As was typical for Jews in rural areas, the Jews in Roth earned their living through trade, usually dry goods, notions, and fabric or grain and feed, as well as livestock. Well into the 20th century, they traveled the countryside, either by horse and cart, by foot with a Saint Bernard and a small wagon, or eventually by motorcycle, selling their wares. Some Jews owned land and livestock and ran small farms.

   

Around the end of the 19th century, members of the Jewish community began joining the local athletic and choir clubs so popular among the general population at this time. There were also Jewish members of the local theater group in Roth. This involvement indicates the extent to which people of Jewish faith were integrated in the village community. Contemporaries bear witness to the positive neighborly relations between Jews and the rest of the population in the 1920’s. Christian and Jewish children played together and formed friendships.

Records of the 35th anniversary of the local choir club, show no evidence of ostracism or exclusion by either side in 1926. The Festschrift, a booklet serving as a memorial document marking the occasion, includes  men from several Jewish families as members of the club. Some of these men were involved in the festival committees. Hermann Höchster, the Jewish community elder, is listed as an honored member of the club.

 

The Persecution and Extermination of the Jewish Community (1933-1942)

The historical election results from the time of the Weimar Republic indicate that Roth was not particularly “brown” - the Nazi Party received fewer votes than the district average between 1928 and 1932. However, the situation changed very quickly after Hitler came to power.

A young mother named Selma Roth died suddenly in 1934. According to members of her family, many villagers attended Selma’s funeral; however, it was only one year later that her widower, the fertilizer dealer Markus Roth, was denounced and accused of criminal behavior in court. Roth’s business collapsed in the aftermath.
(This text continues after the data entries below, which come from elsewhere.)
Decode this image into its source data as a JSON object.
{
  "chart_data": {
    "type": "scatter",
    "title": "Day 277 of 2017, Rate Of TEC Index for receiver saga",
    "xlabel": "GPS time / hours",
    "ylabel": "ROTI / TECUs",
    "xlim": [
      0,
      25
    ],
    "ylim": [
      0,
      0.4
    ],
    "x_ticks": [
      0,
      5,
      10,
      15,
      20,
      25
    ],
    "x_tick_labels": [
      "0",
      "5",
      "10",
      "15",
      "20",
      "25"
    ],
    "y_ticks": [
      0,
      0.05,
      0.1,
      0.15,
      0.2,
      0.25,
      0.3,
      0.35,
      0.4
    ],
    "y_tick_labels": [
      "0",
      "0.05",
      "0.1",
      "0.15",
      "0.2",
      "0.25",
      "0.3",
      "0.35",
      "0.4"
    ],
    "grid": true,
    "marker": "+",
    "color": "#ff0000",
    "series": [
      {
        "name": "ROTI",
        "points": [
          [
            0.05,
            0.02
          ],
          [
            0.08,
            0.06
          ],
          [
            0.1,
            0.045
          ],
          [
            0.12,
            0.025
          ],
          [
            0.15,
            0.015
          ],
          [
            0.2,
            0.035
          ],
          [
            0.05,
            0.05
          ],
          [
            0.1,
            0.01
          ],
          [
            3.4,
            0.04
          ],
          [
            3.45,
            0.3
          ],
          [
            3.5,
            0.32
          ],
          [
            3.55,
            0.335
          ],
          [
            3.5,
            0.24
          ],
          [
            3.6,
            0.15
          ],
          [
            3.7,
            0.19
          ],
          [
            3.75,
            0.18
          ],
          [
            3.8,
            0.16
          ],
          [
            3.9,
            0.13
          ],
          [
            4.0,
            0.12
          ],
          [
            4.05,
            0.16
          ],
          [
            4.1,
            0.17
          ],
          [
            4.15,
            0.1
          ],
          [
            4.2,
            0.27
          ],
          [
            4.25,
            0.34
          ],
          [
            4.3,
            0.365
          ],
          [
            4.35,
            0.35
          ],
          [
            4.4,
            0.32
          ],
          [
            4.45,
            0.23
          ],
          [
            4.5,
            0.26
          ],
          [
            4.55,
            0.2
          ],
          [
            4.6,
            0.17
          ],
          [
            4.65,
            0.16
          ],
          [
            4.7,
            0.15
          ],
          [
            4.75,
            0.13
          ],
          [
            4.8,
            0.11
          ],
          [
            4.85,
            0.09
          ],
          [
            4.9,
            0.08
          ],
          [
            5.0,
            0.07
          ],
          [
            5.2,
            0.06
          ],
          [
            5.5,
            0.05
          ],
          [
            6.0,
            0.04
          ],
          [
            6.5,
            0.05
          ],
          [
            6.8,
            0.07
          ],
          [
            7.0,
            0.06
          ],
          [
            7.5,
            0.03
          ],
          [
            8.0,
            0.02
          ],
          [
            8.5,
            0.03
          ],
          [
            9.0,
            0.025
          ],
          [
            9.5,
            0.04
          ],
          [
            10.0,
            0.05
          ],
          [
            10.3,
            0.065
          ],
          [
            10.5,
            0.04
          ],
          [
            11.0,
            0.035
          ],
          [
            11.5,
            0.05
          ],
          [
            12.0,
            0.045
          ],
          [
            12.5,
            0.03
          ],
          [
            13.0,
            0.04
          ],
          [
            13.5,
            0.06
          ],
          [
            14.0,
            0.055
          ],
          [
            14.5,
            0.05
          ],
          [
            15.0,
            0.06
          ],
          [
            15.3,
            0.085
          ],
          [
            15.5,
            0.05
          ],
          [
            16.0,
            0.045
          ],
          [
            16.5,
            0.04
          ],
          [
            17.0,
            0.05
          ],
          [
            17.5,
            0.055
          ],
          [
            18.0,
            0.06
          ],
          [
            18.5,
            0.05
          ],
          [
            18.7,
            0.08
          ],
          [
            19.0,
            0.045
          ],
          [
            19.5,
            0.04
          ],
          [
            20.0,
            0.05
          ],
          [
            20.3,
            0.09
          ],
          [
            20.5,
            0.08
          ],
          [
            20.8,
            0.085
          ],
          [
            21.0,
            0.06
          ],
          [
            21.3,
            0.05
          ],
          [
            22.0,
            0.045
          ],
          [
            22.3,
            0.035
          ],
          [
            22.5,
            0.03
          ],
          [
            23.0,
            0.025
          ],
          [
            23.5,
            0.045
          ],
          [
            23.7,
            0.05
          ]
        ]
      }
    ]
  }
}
Signs stating “Juden sind hier unerwünscht” (in English: “Jews are not wanted here”) are documented as having been on a business property and on a farm at this time.

Survivors report of nasty pranks and of being excluded from play at school after the Christian children joined the Hitlerjugend (Hitler Youth) and the Bund deutscher Mädel (League of German Girls: the girls’ branch of the Hitler Youth.) Adult Christians began avoiding their Jewish friends and neighbors. Jewish men were not allowed to work and thus could no longer support their families. Jewish families began to see that there was no future for them in Germany. They tried to flee, but not all of them had the financial means and necessary contacts to emigrate. Some members of the Höchster, Roth, and Stern families managed to escape between 1936 and 1938, but only one of the two Stern families was able to flee as a complete unit. Eleven Jews from Roth survived in South Africa, the USA, and in England.

For those left behind, life became increasingly difficult as laws and regulations became stricter and economic hardships ever more pressing. To make matters worse, Roth served as a ghetto village in the summer of 1941. At that time, many Jews were forcibly concentrated into single houses in the cities and centralized places in the countryside. Twenty Jews from Neustadt were forced to moved into living quarters with the remaining members of the Bergenstein, Höchster, Nathan, and Stern families. They lived there in terribly tight conditions. Some of the Jews were deported to Riga in December 1941, the rest were deported to Theresienstadt in September 1942. None of the Jews from Roth survived the ghettos and the concentration camps.

Jewish life in Roth was thus completely exterminated.